To answer my research questions, I use a hierarchical linear model specification with random intercept. Hierarchical Linear Models (HLM) are a type of statistical model used in social science research to analyze data that have a hierarchical or nested structure. In this case, students are nested within schools, which are nested within countries. HLM models allow researchers to examine how individual-level and group-level factors interact to affect student outcomes.
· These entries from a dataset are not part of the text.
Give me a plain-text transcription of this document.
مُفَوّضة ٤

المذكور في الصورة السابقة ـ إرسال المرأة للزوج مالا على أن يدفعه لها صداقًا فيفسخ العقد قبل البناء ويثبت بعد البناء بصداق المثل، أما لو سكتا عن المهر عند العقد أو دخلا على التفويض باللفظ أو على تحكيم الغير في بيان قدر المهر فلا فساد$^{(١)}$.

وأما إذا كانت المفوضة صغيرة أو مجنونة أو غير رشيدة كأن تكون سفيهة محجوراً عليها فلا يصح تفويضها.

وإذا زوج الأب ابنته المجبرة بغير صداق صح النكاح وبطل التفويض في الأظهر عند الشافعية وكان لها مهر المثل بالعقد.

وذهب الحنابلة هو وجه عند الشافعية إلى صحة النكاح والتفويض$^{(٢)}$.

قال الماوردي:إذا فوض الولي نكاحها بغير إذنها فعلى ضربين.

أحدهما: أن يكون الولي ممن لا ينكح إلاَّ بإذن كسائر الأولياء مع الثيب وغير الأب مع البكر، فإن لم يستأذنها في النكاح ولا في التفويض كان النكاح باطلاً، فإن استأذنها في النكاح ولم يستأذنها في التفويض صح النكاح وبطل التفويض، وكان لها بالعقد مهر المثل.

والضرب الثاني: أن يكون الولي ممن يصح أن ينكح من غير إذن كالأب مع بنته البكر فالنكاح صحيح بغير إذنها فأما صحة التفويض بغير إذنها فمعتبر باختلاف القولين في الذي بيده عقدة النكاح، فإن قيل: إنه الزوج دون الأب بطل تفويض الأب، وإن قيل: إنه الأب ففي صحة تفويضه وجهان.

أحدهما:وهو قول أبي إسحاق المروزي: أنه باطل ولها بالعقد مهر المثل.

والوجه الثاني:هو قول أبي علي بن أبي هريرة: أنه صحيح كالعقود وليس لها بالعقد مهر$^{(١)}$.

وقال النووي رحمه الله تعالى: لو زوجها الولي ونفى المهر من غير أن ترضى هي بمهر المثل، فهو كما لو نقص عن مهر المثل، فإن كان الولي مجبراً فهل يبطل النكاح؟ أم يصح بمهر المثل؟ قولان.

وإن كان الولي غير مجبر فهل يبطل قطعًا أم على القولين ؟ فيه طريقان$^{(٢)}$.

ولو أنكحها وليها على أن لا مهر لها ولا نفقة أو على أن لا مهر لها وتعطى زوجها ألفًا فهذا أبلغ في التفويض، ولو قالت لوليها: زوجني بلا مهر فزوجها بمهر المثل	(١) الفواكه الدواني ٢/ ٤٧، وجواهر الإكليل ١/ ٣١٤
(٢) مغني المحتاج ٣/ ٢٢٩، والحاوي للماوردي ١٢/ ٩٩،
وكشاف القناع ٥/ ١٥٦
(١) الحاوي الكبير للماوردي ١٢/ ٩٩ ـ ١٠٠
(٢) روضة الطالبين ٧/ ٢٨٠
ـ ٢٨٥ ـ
My dependent variable is a standardized scale of self-efficacy. My main explanatory variable is ICT access which is defined in 5 different ways: (i) insufficient computers at school as reported by principals, (ii) insufficient Internet connection at school as reported by principals, (iii) having access to a computer at home as reported by parents, (iv) having access to a computer either at home or at school, and (v) having Internet access either at home or at school. I also include two stereotype threat variables, one for teachers and another for parents. Finally, I control for family socioeconomic index, parent’s education, student age, and whether the school is in a rural setting.
Findings
I find that ICT access has a heterogenous relationship with students’ math self-efficacy, and that both gender and parents’ stereotype threat play a mediating role. Having insufficient computers at school is associated with -0.40 standard deviations in the self-efficacy scale (p<0.01). Conversely, having access to a computer either at home or at school is positively associated with reported self-efficacy (0.36 s.d., p<0.01). However, having Internet access either at home or at school is negatively associated with reported self-efficacy (0.07 s.d., p<0.01). Additionally, all model specifications indicate that while teachers’ reported stereotype threat is not associated with students’ math self-efficacy, their caregiver’s reported stereotype is negatively associated with their beliefs on their own math abilities (effect ranges from 0.07 to 0.08, p<0.01). Girls also consistently show lower levels of self-efficacy (0.1 s.d., p<0.01).
Conclusion
This research sheds light on the gender disparities in math attitudes and their link to technology access and stereotype threat in Latin America. As the global movement for gender equality gains momentum, this study contributes to the broader understanding of protesting through evidence-based research. Armed with insights into the influence of technology access and stereotype threat on student’s beliefs about their own abilities, educators, policymakers, and activists can work together to advocate for equitable and supportive learning environments, paving the way for greater gender diversity and representation in STEM fields.